Structure of \(\Sigma\)

\[ \begin{align*} \mathbf{\Sigma} &= \begin{bmatrix}\sigma_1^2 & \rho\sigma_1\sigma_2 \\ \rho\sigma_2\sigma_1 & \sigma_2^2\end{bmatrix} \\[0.1em] \implies \det(\Sigma) &= \sigma_1^2\sigma_2^2 - \rho^2\sigma_1^2\sigma_2^2 \\ &= \sigma_1^2\sigma_2^2(1-\rho^2) \end{align*} \]

Quadratic Forms

  • Quadratic forms will seem scary until someone forces you to write out the matrix multiplication!
  • Start with the 1D case: \(\mathbf{x} = [x_1]\), \(\boldsymbol\mu = [\mu_1]\), \(\Sigma = [\sigma^2]\). Then

\[ (\mathbf{x} - \boldsymbol\mu)^\top \Sigma^{-1} (\mathbf{x - \boldsymbol\mu}) = (x_1 - \mu_1)\frac{1}{\sigma^2}(x_1 - \mu_1) = \left(\frac{x_1 - \mu_1}{\sigma}\right)^2 ~ 🤯 \]

The 2D Case

  • Let \(\mathbf{x} = \left[\begin{smallmatrix}x_1 \\ x_2\end{smallmatrix}\right]\), \(\boldsymbol\mu = \left[ \begin{smallmatrix}\mu_1 \\ \mu_2 \end{smallmatrix}\right]\), \(\Sigma\) as in previous slide. Then \(\mathbf{x} - \boldsymbol\mu = \left[ \begin{smallmatrix} x_1 - \mu_1 \\ x_2 - \mu_2 \end{smallmatrix} \right]\)
  • Using what we know about \(2 \times 2\) matrix inversion,

\[ \Sigma^{-1} = \frac{1}{\det(\Sigma)}\left[ \begin{smallmatrix} \sigma_2^2 & -\rho \sigma_2\sigma_1 \\ -\rho \sigma_1\sigma_2 & \sigma_1^2\end{smallmatrix} \right] = \frac{1}{\sigma_1^2\sigma_2^2(1-\rho^2)}\left[ \begin{smallmatrix} \sigma_2^2 & -\rho \sigma_2\sigma_1 \\ -\rho \sigma_1\sigma_2 & \sigma_1^2\end{smallmatrix} \right] \]

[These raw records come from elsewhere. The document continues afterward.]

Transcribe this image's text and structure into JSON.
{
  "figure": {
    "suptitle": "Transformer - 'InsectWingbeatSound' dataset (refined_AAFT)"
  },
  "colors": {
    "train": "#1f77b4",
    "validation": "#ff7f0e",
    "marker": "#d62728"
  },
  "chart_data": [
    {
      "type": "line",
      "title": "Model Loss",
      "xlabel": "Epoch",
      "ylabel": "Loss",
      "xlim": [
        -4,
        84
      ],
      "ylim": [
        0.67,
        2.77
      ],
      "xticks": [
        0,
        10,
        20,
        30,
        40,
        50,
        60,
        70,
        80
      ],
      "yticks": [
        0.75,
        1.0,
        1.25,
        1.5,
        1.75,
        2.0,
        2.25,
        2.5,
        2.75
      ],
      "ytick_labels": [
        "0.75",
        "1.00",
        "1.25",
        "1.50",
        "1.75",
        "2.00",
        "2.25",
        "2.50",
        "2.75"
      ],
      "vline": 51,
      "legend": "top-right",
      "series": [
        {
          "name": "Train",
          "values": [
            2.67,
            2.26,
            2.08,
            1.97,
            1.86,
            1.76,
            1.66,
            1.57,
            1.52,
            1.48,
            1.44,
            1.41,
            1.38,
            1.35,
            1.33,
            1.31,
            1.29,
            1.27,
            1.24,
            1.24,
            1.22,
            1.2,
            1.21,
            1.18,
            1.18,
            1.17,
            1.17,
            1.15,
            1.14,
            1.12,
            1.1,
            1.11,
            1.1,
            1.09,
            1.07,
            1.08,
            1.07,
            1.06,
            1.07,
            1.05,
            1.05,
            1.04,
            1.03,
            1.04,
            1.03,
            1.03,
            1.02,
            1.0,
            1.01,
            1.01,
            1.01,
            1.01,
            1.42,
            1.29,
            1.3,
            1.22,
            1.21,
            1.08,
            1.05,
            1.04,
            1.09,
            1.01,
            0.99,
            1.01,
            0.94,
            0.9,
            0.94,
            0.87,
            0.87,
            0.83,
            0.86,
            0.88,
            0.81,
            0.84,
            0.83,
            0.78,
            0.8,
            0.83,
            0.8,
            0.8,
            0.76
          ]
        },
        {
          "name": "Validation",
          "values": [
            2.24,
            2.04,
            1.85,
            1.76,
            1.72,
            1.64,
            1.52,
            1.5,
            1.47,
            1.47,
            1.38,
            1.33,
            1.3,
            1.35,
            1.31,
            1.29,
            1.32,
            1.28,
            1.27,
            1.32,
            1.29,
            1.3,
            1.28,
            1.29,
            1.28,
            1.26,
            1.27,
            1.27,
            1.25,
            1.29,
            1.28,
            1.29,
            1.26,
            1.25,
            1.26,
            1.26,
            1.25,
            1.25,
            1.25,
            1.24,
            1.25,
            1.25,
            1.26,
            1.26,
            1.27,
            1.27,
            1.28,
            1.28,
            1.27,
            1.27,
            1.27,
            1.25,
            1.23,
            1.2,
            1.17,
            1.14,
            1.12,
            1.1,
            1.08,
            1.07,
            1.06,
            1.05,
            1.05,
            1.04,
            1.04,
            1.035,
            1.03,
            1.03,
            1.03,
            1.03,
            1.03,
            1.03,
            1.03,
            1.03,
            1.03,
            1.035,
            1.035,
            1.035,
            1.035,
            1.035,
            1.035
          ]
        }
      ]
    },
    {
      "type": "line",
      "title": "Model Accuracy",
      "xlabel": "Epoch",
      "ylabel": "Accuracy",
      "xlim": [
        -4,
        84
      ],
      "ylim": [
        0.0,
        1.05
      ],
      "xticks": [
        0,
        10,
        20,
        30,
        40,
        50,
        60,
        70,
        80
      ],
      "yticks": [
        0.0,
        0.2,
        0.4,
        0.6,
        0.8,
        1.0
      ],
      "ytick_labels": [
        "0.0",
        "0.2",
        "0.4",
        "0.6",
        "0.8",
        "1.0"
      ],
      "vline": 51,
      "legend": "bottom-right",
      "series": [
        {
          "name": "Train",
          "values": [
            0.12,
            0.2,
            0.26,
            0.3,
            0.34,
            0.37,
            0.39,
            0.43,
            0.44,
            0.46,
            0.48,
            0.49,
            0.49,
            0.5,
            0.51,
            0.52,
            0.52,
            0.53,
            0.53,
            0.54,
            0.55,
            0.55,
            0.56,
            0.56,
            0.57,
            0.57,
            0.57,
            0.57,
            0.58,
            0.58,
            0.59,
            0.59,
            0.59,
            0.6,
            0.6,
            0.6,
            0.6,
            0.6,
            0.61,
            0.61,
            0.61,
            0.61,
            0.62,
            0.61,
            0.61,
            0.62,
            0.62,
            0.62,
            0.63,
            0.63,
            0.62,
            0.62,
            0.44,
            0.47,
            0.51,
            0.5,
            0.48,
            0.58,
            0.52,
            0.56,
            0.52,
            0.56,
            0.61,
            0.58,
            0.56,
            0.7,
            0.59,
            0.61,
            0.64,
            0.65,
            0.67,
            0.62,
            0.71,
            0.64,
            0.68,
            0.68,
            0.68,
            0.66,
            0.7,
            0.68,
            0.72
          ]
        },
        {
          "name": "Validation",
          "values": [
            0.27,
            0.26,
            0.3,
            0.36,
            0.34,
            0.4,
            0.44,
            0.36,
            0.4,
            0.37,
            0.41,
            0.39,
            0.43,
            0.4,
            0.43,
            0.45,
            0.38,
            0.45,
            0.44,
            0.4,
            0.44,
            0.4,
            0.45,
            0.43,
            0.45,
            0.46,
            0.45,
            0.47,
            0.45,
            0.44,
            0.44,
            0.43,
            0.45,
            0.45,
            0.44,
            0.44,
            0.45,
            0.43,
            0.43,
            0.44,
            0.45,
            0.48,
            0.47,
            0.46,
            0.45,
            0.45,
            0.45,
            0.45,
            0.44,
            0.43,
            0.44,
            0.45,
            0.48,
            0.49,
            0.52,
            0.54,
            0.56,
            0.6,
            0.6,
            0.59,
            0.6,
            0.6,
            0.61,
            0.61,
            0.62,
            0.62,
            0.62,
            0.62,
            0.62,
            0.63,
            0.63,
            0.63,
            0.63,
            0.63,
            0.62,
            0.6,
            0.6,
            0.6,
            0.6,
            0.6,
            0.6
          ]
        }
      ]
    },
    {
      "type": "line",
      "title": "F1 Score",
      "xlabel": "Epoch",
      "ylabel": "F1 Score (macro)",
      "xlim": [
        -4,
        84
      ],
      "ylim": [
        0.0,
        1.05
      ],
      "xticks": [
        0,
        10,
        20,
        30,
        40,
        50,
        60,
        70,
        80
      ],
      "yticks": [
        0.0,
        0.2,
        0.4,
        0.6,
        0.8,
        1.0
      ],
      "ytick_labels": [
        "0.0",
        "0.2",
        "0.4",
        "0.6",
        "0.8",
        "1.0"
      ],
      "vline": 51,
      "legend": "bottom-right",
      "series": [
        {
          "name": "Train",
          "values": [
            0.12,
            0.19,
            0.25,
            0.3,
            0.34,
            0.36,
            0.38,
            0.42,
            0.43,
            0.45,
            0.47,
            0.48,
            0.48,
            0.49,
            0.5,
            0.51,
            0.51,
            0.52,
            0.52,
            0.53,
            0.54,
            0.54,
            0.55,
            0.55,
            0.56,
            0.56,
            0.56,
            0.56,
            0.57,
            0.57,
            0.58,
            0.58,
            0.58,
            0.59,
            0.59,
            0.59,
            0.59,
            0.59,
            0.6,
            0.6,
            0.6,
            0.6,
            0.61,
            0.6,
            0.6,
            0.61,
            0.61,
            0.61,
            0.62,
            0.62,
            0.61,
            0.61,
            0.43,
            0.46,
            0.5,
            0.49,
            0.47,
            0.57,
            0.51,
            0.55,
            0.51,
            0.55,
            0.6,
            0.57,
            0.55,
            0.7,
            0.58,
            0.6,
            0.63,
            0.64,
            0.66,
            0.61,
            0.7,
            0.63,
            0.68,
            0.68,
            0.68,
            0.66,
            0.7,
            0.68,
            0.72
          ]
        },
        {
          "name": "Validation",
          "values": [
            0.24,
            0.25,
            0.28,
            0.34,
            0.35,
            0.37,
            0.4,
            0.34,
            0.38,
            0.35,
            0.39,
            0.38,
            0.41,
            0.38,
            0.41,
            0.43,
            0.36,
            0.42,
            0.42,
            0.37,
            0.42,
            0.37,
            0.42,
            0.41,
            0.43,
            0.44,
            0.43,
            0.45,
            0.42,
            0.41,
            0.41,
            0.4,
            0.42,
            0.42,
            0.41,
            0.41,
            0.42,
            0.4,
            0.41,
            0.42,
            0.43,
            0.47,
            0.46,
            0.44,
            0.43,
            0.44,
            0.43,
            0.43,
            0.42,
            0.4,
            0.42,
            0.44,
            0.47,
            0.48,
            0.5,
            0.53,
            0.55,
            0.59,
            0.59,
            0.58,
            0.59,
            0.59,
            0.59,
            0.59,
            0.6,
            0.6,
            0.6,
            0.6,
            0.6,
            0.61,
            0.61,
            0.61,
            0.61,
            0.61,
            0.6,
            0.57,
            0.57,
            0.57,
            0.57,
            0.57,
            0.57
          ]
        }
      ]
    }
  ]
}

  • With \(\widetilde{\rho} \equiv 1 - \rho^2\), we can write everything as a bunch of matrix multiplications:

\[ \begin{align*} &(\mathbf{x} - \boldsymbol\mu)^\top \Sigma^{-1} (\mathbf{x} - \boldsymbol\mu) = \frac{1}{\sigma_1^2\sigma_2^2 \widetilde{\rho}} \begin{bmatrix}x_1 - \mu_1 & x_2 - \mu_2\end{bmatrix} \cdot \begin{bmatrix} \sigma_2^2 & -\rho \sigma_2\sigma_1 \\ -\rho \sigma_1\sigma_2 & \sigma_1^2\end{bmatrix} \cdot \begin{bmatrix}x_1 - \mu_1 \\ x_2 - \mu_2\end{bmatrix} \\ &= \frac{1}{\sigma_1^2\sigma_2^2 \widetilde{\rho}} \begin{bmatrix}(x_1-\mu_1)\sigma_2^2 - (x_2-\mu_2)\rho\sigma_1\sigma_2 & (x_2 - \mu_2)\sigma_1^2 - (x_1 - \mu_1)\rho\sigma_2\sigma_1 \end{bmatrix} \cdot \begin{bmatrix}x_1 - \mu_1 \\ x_2 - \mu_2\end{bmatrix} \\ &= \frac{1}{\sigma_1^2\sigma_2^2 \widetilde{\rho}} \left( (x_1-\mu_1)^2 \sigma_2^2 - (x_1 - \mu_1)(x_1 - \mu_2)\sigma_1\sigma_2 + (x_2 - \mu_2)^2 \sigma_1^2 - (x_1 - \mu_1)(x_2 - \mu_2)\sigma_2\sigma_1 \right) \\ &= \boxed{ \frac{1}{\widetilde{\rho}} \left( \left(\frac{x_1 - \mu_1}{\sigma_1}\right)^2 + \left(\frac{x_2 - \mu_2}{\sigma_2}\right)^2 - 2\rho\frac{(x_1 - \mu_1)(x_2 - \mu_2)}{\sigma_1\sigma_2} \right) } \end{align*} \]

The 2D Case In Its FINAL FORM

\[ f_{\mathbf{X}}(\mathbf{x}) = C \bigexp{ -\frac{1}{2(1-\rho^2)} \left( \left(\frac{x_1 - \mu_1}{\sigma_1}\right)^2 + \left(\frac{x_2 - \mu_2}{\sigma_2}\right)^2 - 2\rho\frac{(x_1 - \mu_1)(x_2 - \mu_2)}{\sigma_1\sigma_2} \right) } \]

where

\[ C = \frac{1}{2\pi\sigma_1\sigma_2\sqrt{1-\rho^2}}. \]

References

DeGroot, Morris H., and Mark J. Schervish. 2013. Probability and Statistics. Pearson Education.